Only by rolling back earlier expansions were we able to restore funding for nursing facilities and home care reimbursement to care for the people Medicaid was intended to serve. In short, we were able to return our priorities to what they were intended to be.

Medicaid was designed to provide health care and critical services to seniors, poor children and individuals with disabilities. These are the enrollees with the greatest needs, primarily seniors, individuals with disabilities and individuals with severe and persistent mental illnesses. Think of the 78-year-old woman with dementia, diabetes, cardiovascular disease and limited mobility, desperately needing nursing facility care. This is who Medicaid was intended to serve.

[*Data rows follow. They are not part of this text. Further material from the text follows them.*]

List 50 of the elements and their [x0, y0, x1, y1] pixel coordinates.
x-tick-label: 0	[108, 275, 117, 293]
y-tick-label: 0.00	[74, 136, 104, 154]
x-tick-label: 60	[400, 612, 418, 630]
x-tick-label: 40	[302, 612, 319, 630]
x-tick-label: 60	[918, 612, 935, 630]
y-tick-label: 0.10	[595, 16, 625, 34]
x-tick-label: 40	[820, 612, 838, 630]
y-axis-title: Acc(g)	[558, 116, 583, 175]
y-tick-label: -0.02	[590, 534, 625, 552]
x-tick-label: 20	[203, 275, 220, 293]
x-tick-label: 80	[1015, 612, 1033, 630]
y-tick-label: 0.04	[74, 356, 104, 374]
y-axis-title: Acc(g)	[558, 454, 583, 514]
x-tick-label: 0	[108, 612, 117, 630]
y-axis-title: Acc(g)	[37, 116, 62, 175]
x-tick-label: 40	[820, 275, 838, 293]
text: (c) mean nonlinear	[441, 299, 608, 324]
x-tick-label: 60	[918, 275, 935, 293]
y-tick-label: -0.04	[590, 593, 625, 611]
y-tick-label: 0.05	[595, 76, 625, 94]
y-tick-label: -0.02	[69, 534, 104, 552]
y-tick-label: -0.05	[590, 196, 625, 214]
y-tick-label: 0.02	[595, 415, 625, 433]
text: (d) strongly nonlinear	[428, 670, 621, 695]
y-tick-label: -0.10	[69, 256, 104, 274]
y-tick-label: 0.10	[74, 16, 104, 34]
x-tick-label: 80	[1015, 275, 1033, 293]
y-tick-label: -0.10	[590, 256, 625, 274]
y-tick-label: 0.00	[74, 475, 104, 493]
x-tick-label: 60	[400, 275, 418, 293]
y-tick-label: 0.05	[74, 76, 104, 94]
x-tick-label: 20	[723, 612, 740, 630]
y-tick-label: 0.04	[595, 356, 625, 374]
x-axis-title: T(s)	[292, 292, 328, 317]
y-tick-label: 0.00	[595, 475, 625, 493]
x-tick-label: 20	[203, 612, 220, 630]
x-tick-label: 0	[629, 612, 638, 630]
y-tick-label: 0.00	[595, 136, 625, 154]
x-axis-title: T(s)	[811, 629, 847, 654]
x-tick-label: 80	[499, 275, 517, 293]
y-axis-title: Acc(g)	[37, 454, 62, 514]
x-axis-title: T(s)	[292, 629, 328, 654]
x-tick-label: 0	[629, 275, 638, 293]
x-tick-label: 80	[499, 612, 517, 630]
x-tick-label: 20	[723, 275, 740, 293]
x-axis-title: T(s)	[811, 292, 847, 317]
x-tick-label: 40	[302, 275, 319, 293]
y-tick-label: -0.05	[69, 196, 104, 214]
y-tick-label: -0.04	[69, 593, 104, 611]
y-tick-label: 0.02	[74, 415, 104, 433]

The ACA’s Medicaid expansion would change all of that. Medicaid expansion would add a new class of able-bodied adults to the program. These are adults in their prime working years with no disabilities and often no children. Ultimately, the truly needy will suffer most when these able-bodied adults move to the front of the line.

Expansion boosters argue that Medicaid expansion is practically free, generating a windfall of federal funding. They claim more funding will provide an economic boost, saving hospitals and creating jobs. But all the promises prove to be hollow.

Thirty-one states have expanded Medicaid programs under the ACA. A common theme has emerged: costs soaring far higher than expected, leaving fewer resources for the most vulnerable and crowding out funding for all other priorities.

States that opted into the expansion are scrambling to find funding to cover large and growing expansion cost overruns. In Colorado, more than twice as many able-bodied adults signed as the state expected, leading to a billion-dollar overrun in just the first few years. In California, four times as many people signed up for the expansion as the state initially projected. Instead of costing taxpayers the promised $11 billion over the first three fiscal years, the actual bill came in at $44 billion.

Medicaid expansion causes many problems, but these are the most prevalent. It robs resources that could go toward the truly needy. It crowds out funding for all other state priorities, including education, roads and public safety. And it leaves states holding a bigger bag when federal subsidies are eventually reduced.

States like Maine and Utah must balance their budgets. With limited resources, safety net programs must fulfill their core mission. Maine fell into the same trap as many other states of expanding Medicaid rolls while the very real needs of seniors and individuals with disabilities went unfunded and unmet. I can only hope Utah will not have to learn these hard lessons the same way.